Extrait du film Contagion. Photo DR
On y retrouve « également une même esthétique, celle de la ruine et de la désolation avec ces images de grandes villes désertées par leurs habitants ».
Outre la peur du virus, cet ennemi invisible du quotidien, les films épidémiques font naître chez certains spectateurs une certaine défiance envers la science ou l’État, que l’on juge alors responsables de l’émergence du mal. Elle nous fait également prendre conscience de notre fragilité face à la nature.
Dans Épidémies et contagions. L’imaginaire du mal en Occident, Gérard Fabre explique aussi que l’angoisse de l’épidémie peut créer ou accentuer des fractures au sein de la population. Les habitants venant alors à accabler et rejeter injustement la personne ou le groupe de personnes que l’on pense infecté.
Pour aller plus loin...
La mort à Venise, de Thomas Mann.

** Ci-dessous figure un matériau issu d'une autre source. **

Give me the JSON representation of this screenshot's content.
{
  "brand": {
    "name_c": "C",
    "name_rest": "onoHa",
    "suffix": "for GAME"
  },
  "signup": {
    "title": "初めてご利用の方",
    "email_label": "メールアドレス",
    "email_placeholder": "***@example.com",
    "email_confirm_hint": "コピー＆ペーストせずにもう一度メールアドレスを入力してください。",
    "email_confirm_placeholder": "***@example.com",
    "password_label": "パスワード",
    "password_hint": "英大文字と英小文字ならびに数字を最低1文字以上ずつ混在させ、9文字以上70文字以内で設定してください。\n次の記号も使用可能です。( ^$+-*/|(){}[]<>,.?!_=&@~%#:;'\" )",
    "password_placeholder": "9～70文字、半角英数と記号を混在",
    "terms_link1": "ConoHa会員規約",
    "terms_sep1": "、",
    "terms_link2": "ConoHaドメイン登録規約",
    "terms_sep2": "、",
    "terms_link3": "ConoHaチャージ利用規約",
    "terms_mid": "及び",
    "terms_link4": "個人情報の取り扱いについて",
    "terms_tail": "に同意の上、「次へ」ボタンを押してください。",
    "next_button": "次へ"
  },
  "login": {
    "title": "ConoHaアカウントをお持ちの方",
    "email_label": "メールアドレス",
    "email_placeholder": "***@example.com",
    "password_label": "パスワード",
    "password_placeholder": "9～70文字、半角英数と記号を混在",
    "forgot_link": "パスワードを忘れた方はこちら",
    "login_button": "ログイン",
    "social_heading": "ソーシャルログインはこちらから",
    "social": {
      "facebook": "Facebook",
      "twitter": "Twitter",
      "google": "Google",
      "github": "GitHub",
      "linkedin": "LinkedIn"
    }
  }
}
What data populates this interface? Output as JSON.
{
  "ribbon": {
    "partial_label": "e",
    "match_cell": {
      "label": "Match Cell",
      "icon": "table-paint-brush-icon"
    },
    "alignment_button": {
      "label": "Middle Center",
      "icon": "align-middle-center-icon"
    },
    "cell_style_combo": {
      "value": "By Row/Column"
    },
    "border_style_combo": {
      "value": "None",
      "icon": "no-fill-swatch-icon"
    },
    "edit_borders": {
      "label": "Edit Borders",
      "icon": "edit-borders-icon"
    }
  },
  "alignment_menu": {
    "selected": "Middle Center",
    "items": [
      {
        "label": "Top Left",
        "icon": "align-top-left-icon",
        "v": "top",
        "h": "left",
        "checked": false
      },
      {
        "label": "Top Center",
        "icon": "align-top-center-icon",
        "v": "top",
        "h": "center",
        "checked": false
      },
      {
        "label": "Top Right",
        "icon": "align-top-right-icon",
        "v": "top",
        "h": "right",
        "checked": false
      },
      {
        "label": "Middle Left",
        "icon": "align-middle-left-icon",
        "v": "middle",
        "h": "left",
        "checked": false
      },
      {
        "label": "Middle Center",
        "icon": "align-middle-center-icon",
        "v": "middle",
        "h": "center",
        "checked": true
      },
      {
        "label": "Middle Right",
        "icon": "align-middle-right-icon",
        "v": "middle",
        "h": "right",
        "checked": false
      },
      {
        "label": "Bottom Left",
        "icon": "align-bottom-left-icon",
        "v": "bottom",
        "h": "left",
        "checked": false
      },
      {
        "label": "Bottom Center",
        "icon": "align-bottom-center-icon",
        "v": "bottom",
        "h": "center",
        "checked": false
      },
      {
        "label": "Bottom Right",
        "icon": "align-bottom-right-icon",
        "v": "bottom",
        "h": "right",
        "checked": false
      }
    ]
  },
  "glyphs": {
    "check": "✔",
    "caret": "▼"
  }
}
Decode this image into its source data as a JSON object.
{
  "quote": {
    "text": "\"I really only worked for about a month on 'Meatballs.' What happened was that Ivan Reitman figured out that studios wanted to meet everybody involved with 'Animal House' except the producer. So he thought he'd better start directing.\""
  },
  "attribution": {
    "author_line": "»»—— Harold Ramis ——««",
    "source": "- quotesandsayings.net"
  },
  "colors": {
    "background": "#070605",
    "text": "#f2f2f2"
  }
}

Ce roman décrit la descente aux abîmes de Gustav Aschenbach, un veuf respectable, dans une Venise au charme maléfique rongée par le choléra.
La Peste, d’Albert Camus. Le roman raconte sous forme de chronique la vie quotidienne en 1940 des habitants d’Oran (Algérie) pendant une épidémie de peste qui frappe la ville et la coupe du monde extérieur.
À l’ami qui ne m’a pas sauvé la vie, d’Hervé Guibert. Dans ce premier tome d’une trilogie autobiographique consacrée au sida, l’auteur raconte son existence depuis qu’il a été contaminé par le virus.
28 jours plus tard, de Danny Boyle. Mythique, ce film relate la vie de Jim, qui se réveille du coma dans un Londres désert. Vingt-huit jours plus tôt, un virus de la « fureur » a contaminé les habitants, devenus assoiffés de violence.